Recently, the historian Niall Ferguson and Jay Mens compared Netanyahu to Germany’s Iron Chancellor Otto von Bismarck. Netanyahu, they wrote, is Israel’s “Iron Prime Minister,” who exercises “Machiavellian mastery of the dirty game of politics, domestic and international.”
Like Bismarck, Netanyahu is a political survivor in the rough and tumble of Israeli politics. Like Bismarck, Netanyahu looks at a map to envision Israel’s security. And Netanyahu’s map shows Israel “tiny and surrounded by foes.” He has focused “relentlessly on the Iranian threat,” which has improved Israel’s diplomatic position in the region because other Gulf states also fear Iran.
Netanyahu is a foreign policy realist. Bismarck was known for his devotion to Realpolitik. Bismarck fought three short, limited wars in the 1860s and early 1870s to unify Germany, then spent the rest of his career forging alliances and conducting diplomacy to avoid wars and provide for Germany’s security. (READ MORE: Endless War Champions Back Harris for President)

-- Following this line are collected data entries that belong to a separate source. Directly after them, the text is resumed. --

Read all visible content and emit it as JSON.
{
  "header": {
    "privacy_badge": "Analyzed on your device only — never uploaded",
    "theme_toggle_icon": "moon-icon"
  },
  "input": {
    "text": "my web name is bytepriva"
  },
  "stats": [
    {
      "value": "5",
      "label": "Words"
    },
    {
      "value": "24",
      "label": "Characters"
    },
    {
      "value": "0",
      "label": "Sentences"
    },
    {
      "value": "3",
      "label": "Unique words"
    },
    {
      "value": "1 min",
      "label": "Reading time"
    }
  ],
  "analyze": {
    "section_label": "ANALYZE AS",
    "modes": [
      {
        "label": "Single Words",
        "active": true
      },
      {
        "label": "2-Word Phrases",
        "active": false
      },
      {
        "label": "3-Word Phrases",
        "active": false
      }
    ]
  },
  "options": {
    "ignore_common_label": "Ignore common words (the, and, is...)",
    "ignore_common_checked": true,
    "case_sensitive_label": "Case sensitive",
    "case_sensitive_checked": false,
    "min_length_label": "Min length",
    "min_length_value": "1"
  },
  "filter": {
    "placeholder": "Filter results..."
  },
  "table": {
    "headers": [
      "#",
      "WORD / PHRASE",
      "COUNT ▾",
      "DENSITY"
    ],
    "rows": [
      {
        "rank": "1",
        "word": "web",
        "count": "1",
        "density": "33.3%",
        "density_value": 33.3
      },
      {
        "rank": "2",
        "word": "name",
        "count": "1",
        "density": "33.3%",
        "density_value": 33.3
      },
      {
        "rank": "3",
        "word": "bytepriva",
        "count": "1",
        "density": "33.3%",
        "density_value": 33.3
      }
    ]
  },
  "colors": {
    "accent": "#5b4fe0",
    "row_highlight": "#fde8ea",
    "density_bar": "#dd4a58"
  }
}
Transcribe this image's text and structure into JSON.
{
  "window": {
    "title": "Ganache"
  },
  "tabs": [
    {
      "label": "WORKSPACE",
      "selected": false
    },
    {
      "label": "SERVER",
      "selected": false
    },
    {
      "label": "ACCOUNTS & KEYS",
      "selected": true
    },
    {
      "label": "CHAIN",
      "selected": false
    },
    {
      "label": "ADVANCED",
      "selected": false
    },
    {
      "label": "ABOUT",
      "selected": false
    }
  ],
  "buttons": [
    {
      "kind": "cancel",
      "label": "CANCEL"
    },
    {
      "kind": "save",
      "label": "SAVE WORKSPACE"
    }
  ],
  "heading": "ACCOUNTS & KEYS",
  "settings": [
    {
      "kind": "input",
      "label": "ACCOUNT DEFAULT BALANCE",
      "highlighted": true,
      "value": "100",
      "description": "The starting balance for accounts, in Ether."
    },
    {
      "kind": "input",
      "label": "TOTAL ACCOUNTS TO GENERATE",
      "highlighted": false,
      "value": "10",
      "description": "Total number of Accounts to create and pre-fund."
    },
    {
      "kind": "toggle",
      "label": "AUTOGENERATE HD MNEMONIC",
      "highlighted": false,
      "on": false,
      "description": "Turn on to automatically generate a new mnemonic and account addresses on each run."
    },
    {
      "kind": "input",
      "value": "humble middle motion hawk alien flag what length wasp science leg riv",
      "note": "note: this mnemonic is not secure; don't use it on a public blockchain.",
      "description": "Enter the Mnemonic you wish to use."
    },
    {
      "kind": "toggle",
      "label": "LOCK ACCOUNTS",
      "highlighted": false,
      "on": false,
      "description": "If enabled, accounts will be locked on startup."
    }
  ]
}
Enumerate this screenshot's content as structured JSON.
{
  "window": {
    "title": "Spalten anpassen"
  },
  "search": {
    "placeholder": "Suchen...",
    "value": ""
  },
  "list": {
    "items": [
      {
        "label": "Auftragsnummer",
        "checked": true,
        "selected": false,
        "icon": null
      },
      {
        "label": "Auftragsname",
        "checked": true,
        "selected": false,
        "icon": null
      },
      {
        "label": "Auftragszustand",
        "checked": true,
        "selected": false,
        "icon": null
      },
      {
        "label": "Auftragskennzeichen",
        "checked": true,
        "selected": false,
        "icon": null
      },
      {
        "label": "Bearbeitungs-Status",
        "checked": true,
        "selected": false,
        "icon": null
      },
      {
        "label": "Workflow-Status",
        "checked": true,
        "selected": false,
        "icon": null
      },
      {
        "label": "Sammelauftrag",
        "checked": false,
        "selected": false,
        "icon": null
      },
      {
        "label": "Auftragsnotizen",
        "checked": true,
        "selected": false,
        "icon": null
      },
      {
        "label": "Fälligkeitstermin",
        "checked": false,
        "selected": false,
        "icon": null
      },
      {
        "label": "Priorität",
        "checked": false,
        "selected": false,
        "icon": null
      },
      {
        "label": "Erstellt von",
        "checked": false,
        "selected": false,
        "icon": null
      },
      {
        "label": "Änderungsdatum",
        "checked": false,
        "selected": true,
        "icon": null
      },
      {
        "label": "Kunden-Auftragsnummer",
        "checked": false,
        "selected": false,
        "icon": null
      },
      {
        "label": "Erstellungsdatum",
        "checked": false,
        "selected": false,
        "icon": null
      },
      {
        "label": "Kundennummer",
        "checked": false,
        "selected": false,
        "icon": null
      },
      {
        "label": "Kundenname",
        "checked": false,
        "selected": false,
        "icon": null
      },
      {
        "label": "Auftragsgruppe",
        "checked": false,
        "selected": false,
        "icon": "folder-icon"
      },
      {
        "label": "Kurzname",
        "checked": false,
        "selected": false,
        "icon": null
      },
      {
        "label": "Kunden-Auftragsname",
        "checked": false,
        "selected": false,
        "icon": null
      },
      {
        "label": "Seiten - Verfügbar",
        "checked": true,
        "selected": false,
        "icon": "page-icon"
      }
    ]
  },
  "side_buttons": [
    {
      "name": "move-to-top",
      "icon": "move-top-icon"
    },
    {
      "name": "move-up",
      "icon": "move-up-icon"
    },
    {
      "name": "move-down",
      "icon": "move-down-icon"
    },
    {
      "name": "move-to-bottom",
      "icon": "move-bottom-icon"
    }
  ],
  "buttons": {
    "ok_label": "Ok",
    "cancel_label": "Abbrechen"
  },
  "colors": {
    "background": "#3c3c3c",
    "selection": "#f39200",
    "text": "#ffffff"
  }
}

Both leaders looked to history and geography, not ideology, to ensure their country’s survival. Bismarck’s greatest fear was that Germany would be faced by an alliance between France and Russia — his wars and diplomacy prevented that until he was dismissed from office by Kaiser Wilhelm II who led Germany to ruin. Netanyahu’s greatest fear is a nuclear armed Iran, and he will do whatever he deems necessary to prevent that from happening. And he knows that the nuclear clock is ticking.